Earlier today advisories were sent out regarding OpenSSH versions 5.4 through 7.1., informing users about a security bug in the software. In essence, the advisory instructed people to add the UseRoaming no option to their ssh_config file, with a promise for further information to be made available shortly.
Add undocumented "UseRoaming no" to ssh_config or use "-oUseRoaming=no" to prevent upcoming #openssh client bug CVE-2016-0777. More later.
— markus (@msfriedl) January 14, 2016
The post on the security issue at OpenBSD Journal can be seen here: http://undeadly.org/cgi?action=article&sid=20160114142733
This information was then later released detailing the issue and the implications here: http://www.openssh.com/txt/release-7.1p2
The statement below summarized the main issue:
“The matching server code has never been shipped, but the client code was enabled by default and could be tricked by a malicious server into leaking client memory to the server, including private client user keys.”
So what does this all mean? Simply speaking, this means a malicious or compromised server could potentially retrieve the users private SSH keys from memory. The stolen keys could then be used to authenticate against servers.
(2FA helps to protect servers from the use of stolen keys, however this is not in as widespread use as it should be.)
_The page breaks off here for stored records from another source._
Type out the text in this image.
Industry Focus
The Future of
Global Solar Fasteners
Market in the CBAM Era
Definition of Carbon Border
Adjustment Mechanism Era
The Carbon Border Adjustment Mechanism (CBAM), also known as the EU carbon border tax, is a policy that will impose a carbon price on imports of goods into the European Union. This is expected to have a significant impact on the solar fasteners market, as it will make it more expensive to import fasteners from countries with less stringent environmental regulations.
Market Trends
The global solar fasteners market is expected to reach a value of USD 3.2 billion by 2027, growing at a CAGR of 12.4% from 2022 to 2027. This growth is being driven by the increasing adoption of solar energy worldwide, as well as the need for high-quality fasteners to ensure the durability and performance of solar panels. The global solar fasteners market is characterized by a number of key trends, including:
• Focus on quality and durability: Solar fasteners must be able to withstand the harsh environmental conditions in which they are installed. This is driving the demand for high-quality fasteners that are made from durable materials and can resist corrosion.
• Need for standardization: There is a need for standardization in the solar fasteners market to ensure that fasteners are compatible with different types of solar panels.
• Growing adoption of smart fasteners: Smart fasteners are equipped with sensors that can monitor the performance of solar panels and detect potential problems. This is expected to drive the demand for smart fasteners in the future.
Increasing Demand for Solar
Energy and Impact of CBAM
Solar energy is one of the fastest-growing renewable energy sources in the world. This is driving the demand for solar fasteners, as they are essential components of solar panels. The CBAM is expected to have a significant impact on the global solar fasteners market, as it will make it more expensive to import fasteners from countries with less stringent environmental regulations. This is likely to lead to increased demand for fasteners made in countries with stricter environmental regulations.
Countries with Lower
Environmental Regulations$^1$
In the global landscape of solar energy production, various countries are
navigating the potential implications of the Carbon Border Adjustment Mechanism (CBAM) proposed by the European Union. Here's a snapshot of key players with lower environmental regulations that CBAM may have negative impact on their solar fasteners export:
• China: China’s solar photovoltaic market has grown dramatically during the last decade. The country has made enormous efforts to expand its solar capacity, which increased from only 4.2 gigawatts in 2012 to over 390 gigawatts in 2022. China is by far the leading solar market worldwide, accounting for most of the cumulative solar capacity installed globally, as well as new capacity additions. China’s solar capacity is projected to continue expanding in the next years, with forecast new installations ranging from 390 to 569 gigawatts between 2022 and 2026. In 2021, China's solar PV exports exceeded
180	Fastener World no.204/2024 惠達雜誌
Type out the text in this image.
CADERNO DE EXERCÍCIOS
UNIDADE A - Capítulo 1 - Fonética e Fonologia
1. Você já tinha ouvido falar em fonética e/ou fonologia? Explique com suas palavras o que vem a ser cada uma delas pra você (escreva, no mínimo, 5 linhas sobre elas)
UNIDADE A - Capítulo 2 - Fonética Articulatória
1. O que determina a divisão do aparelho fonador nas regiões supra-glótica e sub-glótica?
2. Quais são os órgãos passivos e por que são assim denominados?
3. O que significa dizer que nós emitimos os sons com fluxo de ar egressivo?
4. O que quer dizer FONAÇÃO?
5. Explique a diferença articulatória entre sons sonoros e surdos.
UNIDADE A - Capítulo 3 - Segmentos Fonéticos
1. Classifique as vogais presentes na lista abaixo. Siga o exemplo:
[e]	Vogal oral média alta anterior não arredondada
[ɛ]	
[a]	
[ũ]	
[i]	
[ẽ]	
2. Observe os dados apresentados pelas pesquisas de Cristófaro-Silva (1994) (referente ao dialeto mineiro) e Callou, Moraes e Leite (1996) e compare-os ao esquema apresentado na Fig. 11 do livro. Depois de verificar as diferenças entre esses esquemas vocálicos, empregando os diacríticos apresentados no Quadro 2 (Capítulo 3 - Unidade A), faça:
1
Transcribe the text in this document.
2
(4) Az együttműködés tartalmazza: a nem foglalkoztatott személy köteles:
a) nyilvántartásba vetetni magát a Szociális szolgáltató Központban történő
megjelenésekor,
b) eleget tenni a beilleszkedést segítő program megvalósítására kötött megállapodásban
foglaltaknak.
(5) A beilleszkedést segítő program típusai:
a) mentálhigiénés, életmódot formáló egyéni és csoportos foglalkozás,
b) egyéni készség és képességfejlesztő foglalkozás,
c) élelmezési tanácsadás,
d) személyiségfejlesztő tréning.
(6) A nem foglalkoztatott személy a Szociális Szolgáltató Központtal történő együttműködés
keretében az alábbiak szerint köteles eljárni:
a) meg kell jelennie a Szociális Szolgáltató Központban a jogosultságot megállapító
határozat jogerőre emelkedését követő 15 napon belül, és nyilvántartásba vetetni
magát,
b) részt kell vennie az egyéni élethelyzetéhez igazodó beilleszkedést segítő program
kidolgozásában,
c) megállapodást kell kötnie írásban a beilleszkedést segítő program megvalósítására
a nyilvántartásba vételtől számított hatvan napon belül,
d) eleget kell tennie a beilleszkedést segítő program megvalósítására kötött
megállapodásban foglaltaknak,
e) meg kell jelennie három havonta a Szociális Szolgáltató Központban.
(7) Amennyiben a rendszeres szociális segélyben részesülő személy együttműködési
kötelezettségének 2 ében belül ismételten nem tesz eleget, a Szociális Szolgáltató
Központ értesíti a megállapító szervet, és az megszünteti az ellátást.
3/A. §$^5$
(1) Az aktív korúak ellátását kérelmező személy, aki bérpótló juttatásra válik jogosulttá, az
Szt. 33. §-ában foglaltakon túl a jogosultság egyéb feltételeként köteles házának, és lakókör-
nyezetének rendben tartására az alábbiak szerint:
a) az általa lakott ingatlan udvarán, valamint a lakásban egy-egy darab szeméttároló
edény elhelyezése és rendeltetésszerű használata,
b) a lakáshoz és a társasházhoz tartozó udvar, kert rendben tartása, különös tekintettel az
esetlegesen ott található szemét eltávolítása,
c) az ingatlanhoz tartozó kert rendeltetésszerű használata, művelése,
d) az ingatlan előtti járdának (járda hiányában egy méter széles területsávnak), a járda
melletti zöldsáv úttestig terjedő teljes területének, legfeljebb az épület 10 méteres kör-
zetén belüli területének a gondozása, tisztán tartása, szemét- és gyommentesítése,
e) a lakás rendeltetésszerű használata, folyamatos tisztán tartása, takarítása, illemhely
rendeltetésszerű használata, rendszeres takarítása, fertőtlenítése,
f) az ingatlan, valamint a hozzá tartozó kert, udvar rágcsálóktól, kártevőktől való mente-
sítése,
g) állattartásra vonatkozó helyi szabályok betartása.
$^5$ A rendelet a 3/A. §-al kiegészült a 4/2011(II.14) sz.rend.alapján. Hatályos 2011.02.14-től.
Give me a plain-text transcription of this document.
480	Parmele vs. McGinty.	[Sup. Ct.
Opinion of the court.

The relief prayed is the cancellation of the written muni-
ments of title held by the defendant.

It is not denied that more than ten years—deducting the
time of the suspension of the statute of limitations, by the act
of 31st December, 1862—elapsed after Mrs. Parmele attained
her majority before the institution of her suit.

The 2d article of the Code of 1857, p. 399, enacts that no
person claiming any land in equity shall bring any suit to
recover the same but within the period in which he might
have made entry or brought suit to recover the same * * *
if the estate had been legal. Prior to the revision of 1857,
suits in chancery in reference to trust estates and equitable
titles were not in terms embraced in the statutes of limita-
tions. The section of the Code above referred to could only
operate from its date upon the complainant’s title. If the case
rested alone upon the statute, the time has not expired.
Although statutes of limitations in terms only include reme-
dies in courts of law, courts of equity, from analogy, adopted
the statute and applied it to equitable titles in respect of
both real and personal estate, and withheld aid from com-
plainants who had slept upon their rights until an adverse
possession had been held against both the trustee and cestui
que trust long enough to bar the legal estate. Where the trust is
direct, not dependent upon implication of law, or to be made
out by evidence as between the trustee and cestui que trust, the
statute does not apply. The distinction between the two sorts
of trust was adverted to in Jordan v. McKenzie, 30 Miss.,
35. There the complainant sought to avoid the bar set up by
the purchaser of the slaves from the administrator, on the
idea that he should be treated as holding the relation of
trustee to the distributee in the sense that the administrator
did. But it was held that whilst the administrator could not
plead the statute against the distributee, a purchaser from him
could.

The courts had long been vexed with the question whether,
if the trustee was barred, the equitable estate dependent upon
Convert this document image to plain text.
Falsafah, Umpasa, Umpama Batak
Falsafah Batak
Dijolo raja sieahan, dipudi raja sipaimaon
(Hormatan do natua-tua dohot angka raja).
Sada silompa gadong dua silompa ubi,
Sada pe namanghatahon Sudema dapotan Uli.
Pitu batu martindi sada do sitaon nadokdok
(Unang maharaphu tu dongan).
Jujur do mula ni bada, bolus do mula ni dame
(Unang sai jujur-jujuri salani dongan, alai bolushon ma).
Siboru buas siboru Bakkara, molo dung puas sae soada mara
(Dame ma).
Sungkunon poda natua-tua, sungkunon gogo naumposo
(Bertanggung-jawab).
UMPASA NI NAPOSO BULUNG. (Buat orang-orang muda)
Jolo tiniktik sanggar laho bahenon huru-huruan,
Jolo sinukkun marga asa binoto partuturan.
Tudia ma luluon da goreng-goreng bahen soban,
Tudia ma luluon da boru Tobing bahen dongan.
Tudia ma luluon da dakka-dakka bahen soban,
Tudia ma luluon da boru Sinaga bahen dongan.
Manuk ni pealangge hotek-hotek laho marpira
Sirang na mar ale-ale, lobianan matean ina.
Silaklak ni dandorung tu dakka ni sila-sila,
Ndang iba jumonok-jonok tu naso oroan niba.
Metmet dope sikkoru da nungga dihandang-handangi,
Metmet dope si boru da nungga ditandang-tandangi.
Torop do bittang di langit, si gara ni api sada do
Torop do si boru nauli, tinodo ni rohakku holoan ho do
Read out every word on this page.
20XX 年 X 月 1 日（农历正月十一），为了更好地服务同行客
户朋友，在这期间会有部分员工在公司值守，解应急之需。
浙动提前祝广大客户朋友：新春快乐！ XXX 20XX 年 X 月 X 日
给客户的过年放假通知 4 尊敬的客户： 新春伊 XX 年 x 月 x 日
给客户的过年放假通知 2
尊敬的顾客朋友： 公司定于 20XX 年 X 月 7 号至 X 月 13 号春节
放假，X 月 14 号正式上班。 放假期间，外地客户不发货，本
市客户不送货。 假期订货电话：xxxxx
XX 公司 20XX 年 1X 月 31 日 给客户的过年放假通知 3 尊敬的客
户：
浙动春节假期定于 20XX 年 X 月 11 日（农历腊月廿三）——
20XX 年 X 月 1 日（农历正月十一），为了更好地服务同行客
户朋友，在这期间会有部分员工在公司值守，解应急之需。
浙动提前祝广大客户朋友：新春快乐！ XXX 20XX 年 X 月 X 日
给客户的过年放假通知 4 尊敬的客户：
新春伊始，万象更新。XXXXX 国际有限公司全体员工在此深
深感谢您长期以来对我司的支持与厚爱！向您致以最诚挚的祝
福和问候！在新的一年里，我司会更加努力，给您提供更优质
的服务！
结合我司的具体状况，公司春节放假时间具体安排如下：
The short summary is in lieu of an update to the software, you can use the following mitigation options to protect yourself:
- In your ~/.ssh/config:
Host * UseRoaming no
- In your ssh_config:
Linux: /etc/ssh/ssh_config OSX: /private/etc/ssh/ssh_config
- On each CLI execution:
ssh -oUseRoaming=no <hostname>
Personally, I’ve used a combination of 1 and 2, as often a ~/.ssh/config cleanup is required. Make sure and check that your OpenSSH is correctly configured, and keep watching for updates.